Farmers: Don't Cry over Spilled Milk
by Adam Juda on Sunday, October 30, 2016
The news is out. American farmers have chosen to destroy 43 million gallons of milk rather than put them up for sale. This was no accident - prices for milk are so low that many farmers would wind up losing money on transportation costs alone.
So how did it all go wrong?
Farmers made the same mistake that many economists do: they assumed that the economy was a static, unchanging thing. It's not; people react to changing conditions and the world is rife with feedback mechanisms.
For a while, milk was a hot commodity. Prices kept creeping up and massive investments into milk production seemed like a no-brainer. After all, it's not like there are many asset classes that are doing well these days.
Unfortunately, many agricultural businesses bet the farm and are now crying over their spilled milk. They invested huge sums into boosting herd sizes. Milk production inevitably rose and farmers excitedly counted their chickens before they hatched.

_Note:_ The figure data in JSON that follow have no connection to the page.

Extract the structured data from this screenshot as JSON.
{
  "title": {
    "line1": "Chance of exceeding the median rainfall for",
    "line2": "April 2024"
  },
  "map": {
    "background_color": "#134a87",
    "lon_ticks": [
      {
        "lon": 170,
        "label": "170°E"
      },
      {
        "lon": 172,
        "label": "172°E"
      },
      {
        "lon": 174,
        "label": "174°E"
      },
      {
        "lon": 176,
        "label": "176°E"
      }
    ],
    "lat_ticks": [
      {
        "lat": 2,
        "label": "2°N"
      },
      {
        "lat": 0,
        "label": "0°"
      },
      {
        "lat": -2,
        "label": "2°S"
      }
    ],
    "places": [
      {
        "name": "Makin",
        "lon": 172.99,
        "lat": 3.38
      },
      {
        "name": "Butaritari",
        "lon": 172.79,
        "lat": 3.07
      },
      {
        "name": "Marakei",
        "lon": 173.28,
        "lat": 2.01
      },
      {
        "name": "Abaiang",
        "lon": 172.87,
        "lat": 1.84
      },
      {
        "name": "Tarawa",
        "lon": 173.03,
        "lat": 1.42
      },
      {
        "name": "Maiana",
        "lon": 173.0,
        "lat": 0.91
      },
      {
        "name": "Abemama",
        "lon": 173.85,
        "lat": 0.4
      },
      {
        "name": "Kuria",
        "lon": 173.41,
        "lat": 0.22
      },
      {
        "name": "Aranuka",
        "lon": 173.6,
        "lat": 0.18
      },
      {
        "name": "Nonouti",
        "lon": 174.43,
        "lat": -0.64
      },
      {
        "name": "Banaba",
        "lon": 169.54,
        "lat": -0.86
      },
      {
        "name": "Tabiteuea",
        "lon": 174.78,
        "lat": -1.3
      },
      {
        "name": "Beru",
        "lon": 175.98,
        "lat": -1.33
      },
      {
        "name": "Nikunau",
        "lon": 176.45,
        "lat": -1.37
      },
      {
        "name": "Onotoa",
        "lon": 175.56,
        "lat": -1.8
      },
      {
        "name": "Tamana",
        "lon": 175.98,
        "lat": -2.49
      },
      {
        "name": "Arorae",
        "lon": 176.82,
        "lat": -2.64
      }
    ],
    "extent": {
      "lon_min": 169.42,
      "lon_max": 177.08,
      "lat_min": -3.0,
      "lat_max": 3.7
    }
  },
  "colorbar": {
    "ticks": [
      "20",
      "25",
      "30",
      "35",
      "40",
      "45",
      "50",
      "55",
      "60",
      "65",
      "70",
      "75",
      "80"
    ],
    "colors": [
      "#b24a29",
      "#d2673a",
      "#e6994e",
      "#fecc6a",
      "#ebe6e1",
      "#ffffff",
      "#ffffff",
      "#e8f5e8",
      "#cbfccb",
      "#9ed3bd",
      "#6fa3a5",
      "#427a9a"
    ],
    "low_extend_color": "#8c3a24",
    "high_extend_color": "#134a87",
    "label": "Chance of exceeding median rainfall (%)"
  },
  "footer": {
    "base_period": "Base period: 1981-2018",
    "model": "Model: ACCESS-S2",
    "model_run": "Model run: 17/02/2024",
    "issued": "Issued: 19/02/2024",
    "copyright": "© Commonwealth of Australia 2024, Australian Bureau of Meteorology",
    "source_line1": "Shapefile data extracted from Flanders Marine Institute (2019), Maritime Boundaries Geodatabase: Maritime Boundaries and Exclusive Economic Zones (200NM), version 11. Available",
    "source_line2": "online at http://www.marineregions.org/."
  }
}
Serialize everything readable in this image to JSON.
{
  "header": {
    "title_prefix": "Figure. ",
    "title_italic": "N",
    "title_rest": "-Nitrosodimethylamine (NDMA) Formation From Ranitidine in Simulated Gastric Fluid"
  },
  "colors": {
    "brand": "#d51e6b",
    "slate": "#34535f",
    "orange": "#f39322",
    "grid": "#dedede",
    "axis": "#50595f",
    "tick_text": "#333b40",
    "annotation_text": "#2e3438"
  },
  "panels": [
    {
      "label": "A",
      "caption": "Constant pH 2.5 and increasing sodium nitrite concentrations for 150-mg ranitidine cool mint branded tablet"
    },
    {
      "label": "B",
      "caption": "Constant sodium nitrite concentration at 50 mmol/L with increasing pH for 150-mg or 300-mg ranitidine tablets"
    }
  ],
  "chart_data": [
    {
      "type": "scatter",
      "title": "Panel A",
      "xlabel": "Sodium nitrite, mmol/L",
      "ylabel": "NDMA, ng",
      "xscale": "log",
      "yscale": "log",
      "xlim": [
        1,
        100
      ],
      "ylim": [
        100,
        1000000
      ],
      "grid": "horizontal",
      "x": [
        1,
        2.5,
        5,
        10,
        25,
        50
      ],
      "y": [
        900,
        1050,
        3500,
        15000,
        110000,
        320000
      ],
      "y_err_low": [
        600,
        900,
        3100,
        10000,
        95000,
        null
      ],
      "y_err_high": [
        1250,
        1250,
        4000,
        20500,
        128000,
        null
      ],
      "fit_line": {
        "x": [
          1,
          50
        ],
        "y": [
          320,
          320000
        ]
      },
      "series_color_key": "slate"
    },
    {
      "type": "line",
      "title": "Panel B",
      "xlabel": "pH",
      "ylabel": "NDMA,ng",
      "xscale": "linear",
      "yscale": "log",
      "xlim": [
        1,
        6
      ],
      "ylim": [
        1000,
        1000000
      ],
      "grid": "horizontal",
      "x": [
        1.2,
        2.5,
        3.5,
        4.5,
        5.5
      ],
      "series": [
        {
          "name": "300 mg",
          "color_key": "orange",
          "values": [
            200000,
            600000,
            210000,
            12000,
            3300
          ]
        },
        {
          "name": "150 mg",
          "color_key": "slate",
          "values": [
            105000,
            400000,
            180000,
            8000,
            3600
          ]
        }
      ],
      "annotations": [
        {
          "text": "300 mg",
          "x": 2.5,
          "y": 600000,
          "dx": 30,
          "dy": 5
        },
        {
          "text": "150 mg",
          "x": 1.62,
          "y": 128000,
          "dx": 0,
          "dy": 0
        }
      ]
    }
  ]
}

This massive investment soon created an oversupply of product in one of the most generic of commodity markets (milk). The increasing levels of production couldn't have come at a worse time. Not only is milk facing increasing competition from alternatives (like soy, rice, and almond milk), but there's no sign that the multi-decade trend of decreased per capita demand for milk is anything but continuing.
Even corporate demand for milk should prove concerning for dairy producers. Demand for milk from cheese makers is so weak that the government is stepping in in a pointless attempt to prevent market forces from taking hold. Not only that, but cheese makers are continuously in the news for their experiments to reduce the milk content of their cheeses.
So what lessons can be learned?
If you work in a commodity industry, sudden price spikes often precede a tremendous downturn in price. The increasing prices lead participants to overproduce in a race to grab profits.
Don't fall into the same trap!
Think defensively. Consider selling stakes in commodity businesses when their futures look their rosiest and demand is high. There will always be folks who assume that the good times will never end and are ready to invest their money accordingly. Even if you decide to reenter the market later, you might just be able to buy your assets back at a considerable discount.